Research Design and Methods: This study included 13,366 participants with baseline type 2 diabetes from the UK Biobank free of CVD or cancer. Lifestyle information was collected through a baseline questionnaire.

Results: During a median follow-up of 11.7 years, 1,561 deaths were documented, with 625 from cancer, 370 from CVD, 115 from respiratory disease, 81 from digestive disease, and 74 from neurodegenerative disease. In multivariate-adjusted model, each lifestyle factor was significantly associated with all-cause mortality and hazard ratios (95% CIs) associated with the lifestyle score (scoring 6-7 vs. 0-2 unless specified) were 0.42 (0.34, 0.52) for all-cause mortality, 0.57 (0.41, 0.80) for cancer mortality, 0.35 (0.22, 0.56) for CVD mortality, 0.26 (0.10, 0.63) for respiratory mortality, and 0.28 (0.14, 0.53) for digestive mortality (scoring 5-7 vs. 0-2). In the population-attributable-risk analysis, 27.1% (95% CI: 16.1, 38.0%) death was attributable to a poor lifestyle (scoring 0-5). The association between a healthy lifestyle and all-cause mortality was consistent, irrespective of factors reflecting diabetes severity (diabetes duration, glycemic control, diabetes-related microvascular disease, and diabetes medication).
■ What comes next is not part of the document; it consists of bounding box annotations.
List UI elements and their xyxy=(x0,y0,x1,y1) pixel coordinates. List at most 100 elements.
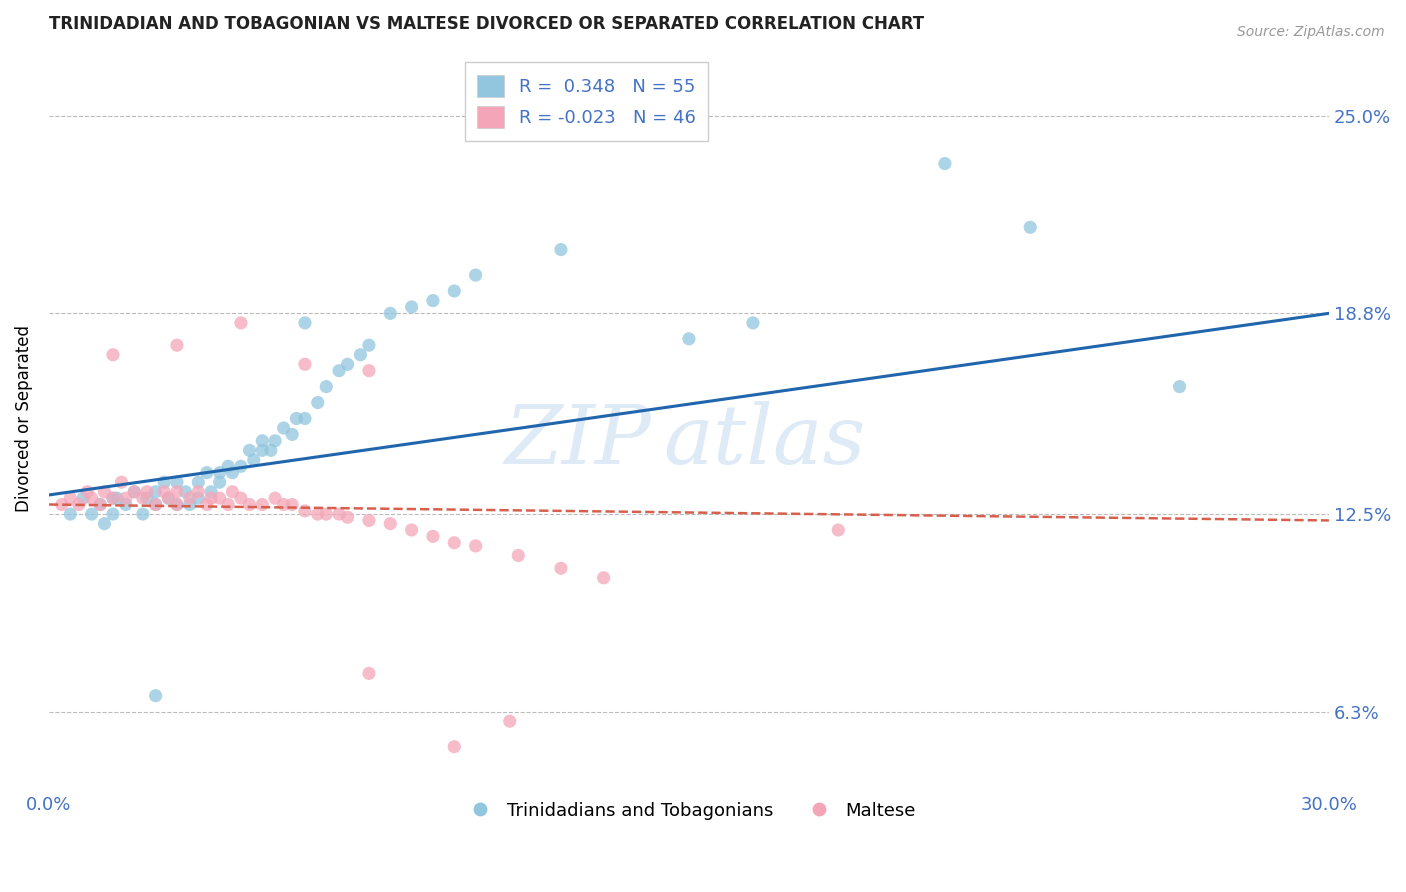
Point xyxy=(349,348,371,362)
Point xyxy=(187,484,209,499)
Point xyxy=(124,484,146,499)
Point xyxy=(443,739,465,754)
Point xyxy=(51,498,73,512)
Point xyxy=(443,284,465,298)
Point xyxy=(229,316,252,330)
Point xyxy=(132,491,155,505)
Point xyxy=(101,491,124,505)
Point xyxy=(221,466,243,480)
Point xyxy=(380,306,402,320)
Point xyxy=(187,475,209,490)
Point xyxy=(76,484,98,499)
Point xyxy=(136,484,159,499)
Point xyxy=(499,714,522,729)
Point xyxy=(101,348,124,362)
Point xyxy=(315,379,337,393)
Point xyxy=(136,491,159,505)
Point xyxy=(208,491,231,505)
Point xyxy=(294,357,316,371)
Point xyxy=(208,466,231,480)
Point xyxy=(195,498,218,512)
Point xyxy=(1168,379,1191,393)
Point xyxy=(252,434,274,448)
Point xyxy=(179,491,201,505)
Point xyxy=(145,498,167,512)
Point xyxy=(101,491,124,505)
Point xyxy=(114,491,136,505)
Point xyxy=(550,561,572,575)
Point xyxy=(93,484,115,499)
Point xyxy=(89,498,111,512)
Point xyxy=(124,484,146,499)
Point xyxy=(145,689,167,703)
Point xyxy=(380,516,402,531)
Point xyxy=(464,539,486,553)
Point xyxy=(252,498,274,512)
Point xyxy=(145,484,167,499)
Point xyxy=(238,498,260,512)
Point xyxy=(89,498,111,512)
Point xyxy=(550,243,572,257)
Point xyxy=(157,491,180,505)
Text: ZIP: ZIP xyxy=(503,401,651,481)
Point xyxy=(166,484,188,499)
Point xyxy=(443,535,465,549)
Point xyxy=(229,491,252,505)
Point xyxy=(217,498,239,512)
Point xyxy=(285,411,308,425)
Point xyxy=(157,491,180,505)
Point xyxy=(264,434,287,448)
Point xyxy=(153,484,176,499)
Point xyxy=(145,498,167,512)
Point xyxy=(72,491,94,505)
Point xyxy=(93,516,115,531)
Point xyxy=(110,475,132,490)
Point xyxy=(357,513,380,527)
Text: TRINIDADIAN AND TOBAGONIAN VS MALTESE DIVORCED OR SEPARATED CORRELATION CHART: TRINIDADIAN AND TOBAGONIAN VS MALTESE DI… xyxy=(49,15,924,33)
Point xyxy=(401,300,423,314)
Point xyxy=(422,529,444,543)
Point xyxy=(114,498,136,512)
Point xyxy=(742,316,765,330)
Point xyxy=(357,666,380,681)
Point xyxy=(67,498,90,512)
Point xyxy=(464,268,486,282)
Point xyxy=(200,484,222,499)
Point xyxy=(132,507,155,521)
Point xyxy=(229,459,252,474)
Point xyxy=(294,411,316,425)
Point xyxy=(221,484,243,499)
Point xyxy=(357,338,380,352)
Point xyxy=(294,504,316,518)
Point xyxy=(401,523,423,537)
Point xyxy=(307,395,329,409)
Point xyxy=(307,507,329,521)
Point xyxy=(281,498,304,512)
Point xyxy=(592,571,614,585)
Point xyxy=(934,156,956,170)
Point xyxy=(187,491,209,505)
Point xyxy=(252,443,274,458)
Point xyxy=(281,427,304,442)
Point xyxy=(101,507,124,521)
Point xyxy=(80,507,103,521)
Point xyxy=(357,364,380,378)
Point xyxy=(166,475,188,490)
Point xyxy=(179,498,201,512)
Point xyxy=(105,491,128,505)
Point xyxy=(273,498,295,512)
Point xyxy=(260,443,283,458)
Point xyxy=(678,332,700,346)
Text: Source: ZipAtlas.com: Source: ZipAtlas.com xyxy=(1237,25,1385,39)
Text: atlas: atlas xyxy=(664,401,866,481)
Point xyxy=(273,421,295,435)
Y-axis label: Divorced or Separated: Divorced or Separated xyxy=(15,325,32,512)
Point xyxy=(217,459,239,474)
Point xyxy=(328,364,350,378)
Point xyxy=(336,510,359,524)
Point xyxy=(59,491,82,505)
Point xyxy=(166,498,188,512)
Point xyxy=(166,338,188,352)
Point xyxy=(294,316,316,330)
Point xyxy=(200,491,222,505)
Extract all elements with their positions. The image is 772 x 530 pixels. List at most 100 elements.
Conclusions: A healthy lifestyle was associated with a lower risk of mortality due to all-cause, CVD, cancer, respiratory disease, and digestive disease among individuals with type 2 diabetes.

Funding

This study was supported by grants from the National Key Research and Development Plan of China (2018YFC1604404) and the Programs of the Chinese Academy of Sciences (KJZD-EW-G20-01, XDB38000000, KLNMFS2020-01, KLNMFS2019-02). GZ was supported by the National Science Fund for Excellent Young Scholars (81922060) and the Talent Introduction Programme of Chinese Academy of Sciences. The funding sources had no role in study design, in the collection, analysis, and interpretation of data, in the writing of the report, or in the decision to submit the article for publication.